Laboratory on AI for Computational Biology, Faculty of Computer Science, HSE University, Moscow, Russian Federation.
Proteomics. 2024 Mar;24(5):e2300145. doi: 10.1002/pmic.202300145. Epub 2023 Sep 19.
Exact p-value (XPV)-based methods for dot product-like score functions-such as the XCorr score implemented in Tide, SEQUEST, Comet or shared peak count-based scoring in MSGF+ and ASPV-provide a fairly good calibration for peptide-spectrum-match (PSM) scoring in database searching-based MS/MS spectrum data identification. Unfortunately, standard XPV methods, in practice, cannot handle high-resolution fragmentation data produced by state-of-the-art mass spectrometers because having smaller bins increases the number of fragment matches that are assigned to incorrect bins and scored improperly. In this article, we present an extension of the XPV method, called the high-resolution exact p-value (HR-XPV) method, which can be used to calibrate PSM scores of high-resolution MS/MS spectra obtained with dot product-like scoring such as the XCorr. The HR-XPV carries remainder masses throughout the fragmentation, allowing them to greatly increase the number of fragments that are properly assigned to the correct bin and, thus, taking advantage of high-resolution data. Using four mass spectrometry data sets, our experimental results demonstrate that HR-XPV produces well-calibrated scores, which in turn results in more trusted spectrum annotations at any false discovery rate level.

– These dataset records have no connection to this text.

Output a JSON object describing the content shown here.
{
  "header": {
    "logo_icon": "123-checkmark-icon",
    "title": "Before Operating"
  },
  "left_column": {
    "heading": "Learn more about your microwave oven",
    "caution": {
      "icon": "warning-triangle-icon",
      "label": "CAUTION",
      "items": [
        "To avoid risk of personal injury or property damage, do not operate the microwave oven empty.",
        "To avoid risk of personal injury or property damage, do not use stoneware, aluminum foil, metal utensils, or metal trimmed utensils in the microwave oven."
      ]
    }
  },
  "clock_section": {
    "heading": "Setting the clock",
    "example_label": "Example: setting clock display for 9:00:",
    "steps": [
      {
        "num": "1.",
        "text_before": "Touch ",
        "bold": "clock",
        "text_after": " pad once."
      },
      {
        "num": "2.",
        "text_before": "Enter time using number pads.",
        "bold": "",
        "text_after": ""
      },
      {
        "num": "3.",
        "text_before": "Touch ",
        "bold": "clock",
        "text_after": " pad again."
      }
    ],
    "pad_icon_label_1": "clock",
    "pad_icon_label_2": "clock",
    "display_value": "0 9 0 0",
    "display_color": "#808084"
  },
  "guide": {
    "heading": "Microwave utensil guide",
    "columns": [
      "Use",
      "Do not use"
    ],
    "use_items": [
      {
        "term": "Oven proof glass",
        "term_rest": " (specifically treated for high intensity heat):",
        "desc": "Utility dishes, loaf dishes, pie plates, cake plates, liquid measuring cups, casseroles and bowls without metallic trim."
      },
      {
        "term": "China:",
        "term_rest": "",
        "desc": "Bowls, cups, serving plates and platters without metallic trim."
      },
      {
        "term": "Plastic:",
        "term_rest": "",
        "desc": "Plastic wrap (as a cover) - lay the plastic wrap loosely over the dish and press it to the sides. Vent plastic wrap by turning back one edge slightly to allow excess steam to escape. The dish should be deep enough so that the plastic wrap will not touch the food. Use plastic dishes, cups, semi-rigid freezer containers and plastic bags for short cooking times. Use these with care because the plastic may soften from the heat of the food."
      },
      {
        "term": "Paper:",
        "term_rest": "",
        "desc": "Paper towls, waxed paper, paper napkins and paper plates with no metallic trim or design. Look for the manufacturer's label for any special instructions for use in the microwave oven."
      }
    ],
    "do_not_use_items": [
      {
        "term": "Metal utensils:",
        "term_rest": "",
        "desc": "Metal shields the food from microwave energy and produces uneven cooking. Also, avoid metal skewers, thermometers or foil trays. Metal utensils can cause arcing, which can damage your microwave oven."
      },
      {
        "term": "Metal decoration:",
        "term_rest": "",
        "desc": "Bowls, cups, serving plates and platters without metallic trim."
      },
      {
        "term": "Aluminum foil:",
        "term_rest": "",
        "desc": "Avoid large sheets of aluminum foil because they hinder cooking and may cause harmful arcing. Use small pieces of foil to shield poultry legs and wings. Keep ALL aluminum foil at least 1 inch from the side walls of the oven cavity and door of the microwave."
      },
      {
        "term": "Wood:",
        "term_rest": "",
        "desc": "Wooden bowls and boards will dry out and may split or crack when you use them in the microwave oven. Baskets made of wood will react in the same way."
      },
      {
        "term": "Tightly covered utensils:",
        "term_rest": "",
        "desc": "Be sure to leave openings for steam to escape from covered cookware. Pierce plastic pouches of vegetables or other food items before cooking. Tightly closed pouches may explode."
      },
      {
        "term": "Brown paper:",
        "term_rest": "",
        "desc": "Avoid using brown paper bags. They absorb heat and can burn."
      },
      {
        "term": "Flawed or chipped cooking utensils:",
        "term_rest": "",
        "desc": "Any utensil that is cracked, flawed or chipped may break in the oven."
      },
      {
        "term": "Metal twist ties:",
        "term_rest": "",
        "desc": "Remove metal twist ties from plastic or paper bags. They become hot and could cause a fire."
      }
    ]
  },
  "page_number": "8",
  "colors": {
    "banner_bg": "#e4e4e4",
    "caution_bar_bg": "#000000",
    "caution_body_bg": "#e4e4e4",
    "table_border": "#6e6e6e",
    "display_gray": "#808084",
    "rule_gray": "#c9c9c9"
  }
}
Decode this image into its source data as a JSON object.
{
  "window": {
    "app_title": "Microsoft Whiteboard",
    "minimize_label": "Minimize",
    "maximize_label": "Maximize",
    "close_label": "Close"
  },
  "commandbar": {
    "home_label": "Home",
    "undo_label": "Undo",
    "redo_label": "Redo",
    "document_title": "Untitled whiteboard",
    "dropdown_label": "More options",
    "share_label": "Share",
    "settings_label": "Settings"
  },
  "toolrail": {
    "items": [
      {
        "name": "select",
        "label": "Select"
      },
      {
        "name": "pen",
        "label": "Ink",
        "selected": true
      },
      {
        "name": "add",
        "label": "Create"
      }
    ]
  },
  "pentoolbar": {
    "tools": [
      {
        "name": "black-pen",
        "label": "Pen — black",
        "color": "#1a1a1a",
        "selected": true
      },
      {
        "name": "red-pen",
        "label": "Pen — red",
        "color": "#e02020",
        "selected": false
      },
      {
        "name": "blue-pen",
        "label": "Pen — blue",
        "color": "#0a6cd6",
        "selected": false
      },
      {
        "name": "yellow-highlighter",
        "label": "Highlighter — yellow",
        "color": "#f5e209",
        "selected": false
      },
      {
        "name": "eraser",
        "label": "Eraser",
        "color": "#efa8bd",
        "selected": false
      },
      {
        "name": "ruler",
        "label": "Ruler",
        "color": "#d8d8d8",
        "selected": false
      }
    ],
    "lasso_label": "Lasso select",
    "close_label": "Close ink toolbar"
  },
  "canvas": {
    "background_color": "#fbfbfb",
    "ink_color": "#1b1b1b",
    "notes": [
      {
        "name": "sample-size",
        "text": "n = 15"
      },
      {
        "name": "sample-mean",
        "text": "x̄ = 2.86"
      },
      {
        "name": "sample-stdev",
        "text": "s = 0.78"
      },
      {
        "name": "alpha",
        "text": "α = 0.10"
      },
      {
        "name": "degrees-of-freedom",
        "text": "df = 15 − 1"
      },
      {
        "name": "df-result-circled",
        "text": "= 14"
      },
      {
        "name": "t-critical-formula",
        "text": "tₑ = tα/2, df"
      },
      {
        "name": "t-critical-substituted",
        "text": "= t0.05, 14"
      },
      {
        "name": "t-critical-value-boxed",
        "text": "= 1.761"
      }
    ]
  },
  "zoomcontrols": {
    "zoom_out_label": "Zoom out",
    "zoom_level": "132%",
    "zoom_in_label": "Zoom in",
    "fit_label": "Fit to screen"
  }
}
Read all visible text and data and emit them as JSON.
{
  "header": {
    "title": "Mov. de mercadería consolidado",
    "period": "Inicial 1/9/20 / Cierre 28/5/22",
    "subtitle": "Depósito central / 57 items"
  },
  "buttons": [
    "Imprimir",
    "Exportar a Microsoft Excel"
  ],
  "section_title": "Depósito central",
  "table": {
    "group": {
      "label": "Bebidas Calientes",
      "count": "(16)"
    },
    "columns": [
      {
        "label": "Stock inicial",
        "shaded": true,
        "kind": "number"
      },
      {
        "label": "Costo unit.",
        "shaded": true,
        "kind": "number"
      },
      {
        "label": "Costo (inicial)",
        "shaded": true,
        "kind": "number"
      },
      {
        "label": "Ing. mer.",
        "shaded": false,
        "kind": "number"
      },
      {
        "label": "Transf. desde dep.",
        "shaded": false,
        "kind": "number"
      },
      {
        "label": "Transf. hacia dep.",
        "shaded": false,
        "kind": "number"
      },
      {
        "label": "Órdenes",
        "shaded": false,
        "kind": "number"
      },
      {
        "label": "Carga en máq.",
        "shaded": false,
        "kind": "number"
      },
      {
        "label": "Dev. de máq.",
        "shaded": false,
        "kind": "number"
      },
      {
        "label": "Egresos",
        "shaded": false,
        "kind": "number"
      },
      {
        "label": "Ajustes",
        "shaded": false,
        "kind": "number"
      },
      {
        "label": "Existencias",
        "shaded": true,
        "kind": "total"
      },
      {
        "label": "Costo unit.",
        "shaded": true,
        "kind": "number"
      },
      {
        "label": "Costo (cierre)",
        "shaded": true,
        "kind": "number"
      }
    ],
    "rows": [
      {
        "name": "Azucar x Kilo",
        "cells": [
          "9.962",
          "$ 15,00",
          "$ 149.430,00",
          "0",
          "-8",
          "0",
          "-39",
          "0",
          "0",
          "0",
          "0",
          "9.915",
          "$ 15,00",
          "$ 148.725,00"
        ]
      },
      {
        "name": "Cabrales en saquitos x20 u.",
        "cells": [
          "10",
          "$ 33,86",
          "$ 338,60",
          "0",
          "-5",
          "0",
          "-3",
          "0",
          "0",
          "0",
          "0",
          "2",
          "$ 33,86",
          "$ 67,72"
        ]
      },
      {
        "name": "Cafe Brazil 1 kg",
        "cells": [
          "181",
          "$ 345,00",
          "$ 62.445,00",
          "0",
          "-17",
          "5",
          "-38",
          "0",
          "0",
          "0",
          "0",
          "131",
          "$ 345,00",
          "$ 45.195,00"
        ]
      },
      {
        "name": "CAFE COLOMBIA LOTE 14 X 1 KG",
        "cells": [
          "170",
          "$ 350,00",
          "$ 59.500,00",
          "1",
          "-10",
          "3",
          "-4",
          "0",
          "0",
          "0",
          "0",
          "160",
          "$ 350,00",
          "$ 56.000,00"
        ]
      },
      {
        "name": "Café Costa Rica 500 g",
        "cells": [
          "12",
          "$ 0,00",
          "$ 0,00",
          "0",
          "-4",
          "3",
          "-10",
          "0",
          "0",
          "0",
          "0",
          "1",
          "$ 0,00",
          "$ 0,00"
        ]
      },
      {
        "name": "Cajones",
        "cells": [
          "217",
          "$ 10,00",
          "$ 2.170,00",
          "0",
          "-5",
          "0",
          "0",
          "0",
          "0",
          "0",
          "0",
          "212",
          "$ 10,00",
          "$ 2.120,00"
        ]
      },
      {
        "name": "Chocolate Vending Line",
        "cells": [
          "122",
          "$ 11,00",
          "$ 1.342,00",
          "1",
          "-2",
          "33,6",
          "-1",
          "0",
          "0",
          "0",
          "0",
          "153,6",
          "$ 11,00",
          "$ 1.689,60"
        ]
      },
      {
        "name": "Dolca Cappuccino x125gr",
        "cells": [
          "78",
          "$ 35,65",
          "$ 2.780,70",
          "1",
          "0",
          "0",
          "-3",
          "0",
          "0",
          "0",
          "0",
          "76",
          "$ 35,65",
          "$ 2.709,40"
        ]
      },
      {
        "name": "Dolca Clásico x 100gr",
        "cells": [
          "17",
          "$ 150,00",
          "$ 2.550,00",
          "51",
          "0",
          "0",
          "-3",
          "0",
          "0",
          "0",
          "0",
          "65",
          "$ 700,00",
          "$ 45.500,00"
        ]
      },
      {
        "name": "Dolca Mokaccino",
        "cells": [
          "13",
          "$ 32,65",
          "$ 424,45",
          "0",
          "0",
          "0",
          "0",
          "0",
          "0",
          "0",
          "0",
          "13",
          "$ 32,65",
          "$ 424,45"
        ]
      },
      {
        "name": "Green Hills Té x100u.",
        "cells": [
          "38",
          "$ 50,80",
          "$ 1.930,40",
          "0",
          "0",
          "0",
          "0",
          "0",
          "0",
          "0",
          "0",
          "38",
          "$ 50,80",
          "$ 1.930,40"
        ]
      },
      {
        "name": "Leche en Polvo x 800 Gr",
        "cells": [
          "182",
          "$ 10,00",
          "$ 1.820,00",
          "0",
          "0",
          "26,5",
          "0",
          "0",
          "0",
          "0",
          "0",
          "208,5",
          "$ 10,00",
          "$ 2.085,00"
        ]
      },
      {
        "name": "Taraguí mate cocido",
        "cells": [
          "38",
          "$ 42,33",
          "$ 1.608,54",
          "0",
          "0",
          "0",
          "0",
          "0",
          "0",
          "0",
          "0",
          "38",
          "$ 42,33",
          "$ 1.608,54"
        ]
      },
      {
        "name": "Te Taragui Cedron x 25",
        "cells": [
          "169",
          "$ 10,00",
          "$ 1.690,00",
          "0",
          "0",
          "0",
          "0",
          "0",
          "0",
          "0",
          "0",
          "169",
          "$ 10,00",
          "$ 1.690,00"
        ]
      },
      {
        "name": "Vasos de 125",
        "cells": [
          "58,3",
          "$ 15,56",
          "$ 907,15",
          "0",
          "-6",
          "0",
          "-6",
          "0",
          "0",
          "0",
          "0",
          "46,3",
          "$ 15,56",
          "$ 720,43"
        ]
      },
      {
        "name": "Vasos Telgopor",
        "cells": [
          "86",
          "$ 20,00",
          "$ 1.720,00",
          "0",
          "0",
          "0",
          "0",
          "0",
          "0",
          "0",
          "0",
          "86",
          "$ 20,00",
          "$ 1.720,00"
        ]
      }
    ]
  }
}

基于精确概率值 (XPV) 的方法适用于类似点积的评分函数,如 Tide、SEQUEST、Comet 中实现的 XCorr 评分,或 MSGF+ 和 ASPV 中的共享峰计数评分,这些方法为基于数据库搜索的 MS/MS 谱数据鉴定中的肽谱匹配 (PSM) 评分提供了相当好的校准。不幸的是,在实践中,标准 XPV 方法无法处理最先进的质谱仪产生的高分辨率碎裂数据,因为较小的 bin 会增加分配给错误 bin 并被不当评分的碎片匹配数量。在本文中,我们提出了 XPV 方法的扩展,称为高分辨率精确概率值 (HR-XPV) 方法,可用于校准高分辨率 MS/MS 谱的 PSM 评分,这些高分辨率 MS/MS 谱使用类似点积的评分,如 XCorr。HR-XPV 在整个碎裂过程中携带剩余质量,这使得它们能够大大增加正确分配到正确 bin 的碎片数量,从而利用高分辨率数据。使用四个质谱数据集,我们的实验结果表明,HR-XPV 产生了校准良好的分数,这反过来又在任何假发现率水平下产生了更可信的谱注释。